ZPO § 569 Abs. 2 S. 1, §§ 129, 130
Der dienstleistende europäische Rechtsanwalt hat im Grundsatz in einem Verfahren vor den Zivilgerichten vorbereitende Schriftsätze und deren Anlagen sowie schriftlich einzureichende Anträge und Erklärungen als elektronisches Dokument zu übermitteln.

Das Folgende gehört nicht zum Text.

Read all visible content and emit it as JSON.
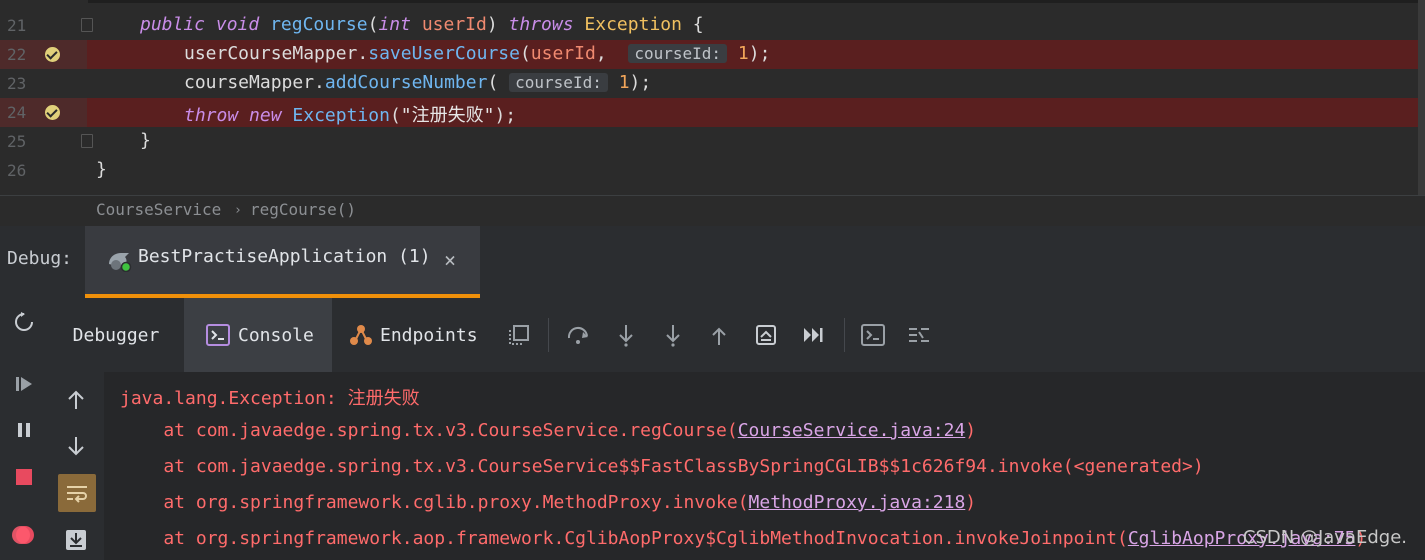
{
  "editor": {
    "lines": [
      {
        "num": "21"
      },
      {
        "num": "22"
      },
      {
        "num": "23"
      },
      {
        "num": "24"
      },
      {
        "num": "25"
      },
      {
        "num": "26"
      }
    ],
    "code": {
      "l21": {
        "kw1": "public",
        "kw2": "void",
        "fn": "regCourse",
        "open": "(",
        "kw3": "int",
        "param": "userId",
        "close": ")",
        "kw4": "throws",
        "type": "Exception",
        "brace": " {"
      },
      "l22": {
        "obj": "userCourseMapper.",
        "fn": "saveUserCourse",
        "open": "(",
        "arg": "userId",
        "comma": ", ",
        "hint": "courseId:",
        "num": "1",
        "end": ");"
      },
      "l23": {
        "obj": "courseMapper.",
        "fn": "addCourseNumber",
        "open": "( ",
        "hint": "courseId:",
        "num": "1",
        "end": ");"
      },
      "l24": {
        "kw1": "throw",
        "kw2": "new",
        "type": "Exception",
        "open": "(",
        "str": "\"注册失败\"",
        "end": ");"
      },
      "l25": {
        "text": "}"
      },
      "l26": {
        "text": "}"
      }
    }
  },
  "breadcrumb": {
    "class": "CourseService",
    "sep": "›",
    "method": "regCourse()"
  },
  "debug": {
    "label": "Debug:",
    "tab_title": "BestPractiseApplication (1)",
    "close": "×"
  },
  "toolbar": {
    "tabs": [
      {
        "label": "Debugger"
      },
      {
        "label": "Console"
      },
      {
        "label": "Endpoints"
      }
    ]
  },
  "console": {
    "lines": [
      {
        "text": "java.lang.Exception: 注册失败"
      },
      {
        "prefix": "    at com.javaedge.spring.tx.v3.CourseService.regCourse(",
        "link": "CourseService.java:24",
        "suffix": ")"
      },
      {
        "text": "    at com.javaedge.spring.tx.v3.CourseService$$FastClassBySpringCGLIB$$1c626f94.invoke(<generated>)"
      },
      {
        "prefix": "    at org.springframework.cglib.proxy.MethodProxy.invoke(",
        "link": "MethodProxy.java:218",
        "suffix": ")"
      },
      {
        "prefix": "    at org.springframework.aop.framework.CglibAopProxy$CglibMethodInvocation.invokeJoinpoint(",
        "link": "CglibAopProxy.java:75",
        "suffix": ")"
      }
    ],
    "watermark": "CSDN @JavaEdge."
  },
  "colors": {
    "accent": "#f0900a",
    "error": "#ff6b6b",
    "highlight": "#5a1f1f"
  }
}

ZPO § 130d; EuRAG §§ 25 ff.
Aus den Gründen
1 I. Mit Zahlungsbefehl des Bezirksgerichts Ried im Innkreis vom 12. Dezember 1995 wurde der Antragsgegner in der Republik Österreich zur Begleichung einer Forderung von 20.589,20 öS nebst Zinsen sowie zur Zahlung von Kosten in Höhe von 2.709,68 öS verpflichtet. Auf Antrag des Antragstellers vom 13. März 2023 hat das Landgericht Traunstein am 20. September 2023 beschlossen, dass der Zahlungsbefehl mit der Vollstreckungsklausel zugunsten des Antragstellers als Rechtsnachfolger der ursprünglichen Titelgläubigerin, der H. , zu versehen sei.

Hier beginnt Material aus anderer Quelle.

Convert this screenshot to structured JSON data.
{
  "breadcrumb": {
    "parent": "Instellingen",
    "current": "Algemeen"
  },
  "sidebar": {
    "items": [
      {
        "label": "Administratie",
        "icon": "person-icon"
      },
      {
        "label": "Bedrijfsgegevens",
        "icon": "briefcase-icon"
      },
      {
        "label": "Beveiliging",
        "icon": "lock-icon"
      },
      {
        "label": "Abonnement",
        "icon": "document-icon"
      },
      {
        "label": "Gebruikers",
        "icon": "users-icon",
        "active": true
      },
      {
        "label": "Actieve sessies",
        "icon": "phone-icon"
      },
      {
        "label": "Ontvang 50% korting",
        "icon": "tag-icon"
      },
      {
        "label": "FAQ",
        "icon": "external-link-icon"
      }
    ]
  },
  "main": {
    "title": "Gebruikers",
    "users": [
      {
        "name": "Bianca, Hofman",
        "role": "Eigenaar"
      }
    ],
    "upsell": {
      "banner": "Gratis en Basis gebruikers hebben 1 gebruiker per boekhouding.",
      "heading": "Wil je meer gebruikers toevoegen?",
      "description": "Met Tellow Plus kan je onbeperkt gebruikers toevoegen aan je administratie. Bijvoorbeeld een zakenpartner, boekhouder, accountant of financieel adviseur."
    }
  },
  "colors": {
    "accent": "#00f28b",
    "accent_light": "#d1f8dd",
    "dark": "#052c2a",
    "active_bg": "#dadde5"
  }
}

2 Der Beschluss des Landgerichts ist dem Antragsgegner am 7. Oktober 2023 zugestellt worden. Bereits am 6. Oktober 2023 ging per Telefax ein Schriftsatz der Instanzbevollmächtigten des Antragsgegners, einer österreichischen Rechtsanwaltsgesellschaft, beim Landgericht ein. Der Schriftsatz vom 6. Oktober 2023 ging noch einmal per Post am 11. Oktober 2023 beim Landgericht ein. Dem Schriftsatz war ein (vollständiges) Rubrum vorangestellt. Das Rubrum wies die Rechtsanwaltsgesellschaft als Vertreterin des Antragsgegners aus. Die maschinenschriftliche Bezeichnung der Rechtsanwaltsgesellschaft im Rubrum war handschriftlich durch einen Rechtsanwalt der Gesellschaft unterschrieben. Inhaltlich enthielt der Schriftsatz dem Antragsgegner zugeschriebene Mitteilungen, nämlich die Bekanntgabe der Vollmachtserteilung an die Rechtsanwaltsgesellschaft und einen namentlich benannten Rechtsanwalt der Gesellschaft, eine Äußerung zur Sache und den Antrag, die beantragte Vollstreckbarerklärung des Zahlungsbefehls ab- oder zurückzuweisen.
3 Das Landgericht hat den Schriftsatz als Beschwerde gegen seinen Beschluss vom 20. September 2023 gewertet und die Sache an das Oberlandesgericht abgegeben. Das Oberlandesgericht hat auf die Beschwerde den angefochtenen Beschluss aufgehoben und die Sache an das Landgericht zurückverwiesen. Dagegen wendet sich der Antragsteller mit seiner Rechtsbeschwerde.
4 II. Die Rechtsbeschwerde hat Erfolg. Sie führt zur Aufhebung des angefochtenen Beschlusses sowie zur Verwerfung der Erstbeschwerde als unzulässig.
5 1. Die Rechtsbeschwerde ist statthaft und auch im Übrigen zulässig.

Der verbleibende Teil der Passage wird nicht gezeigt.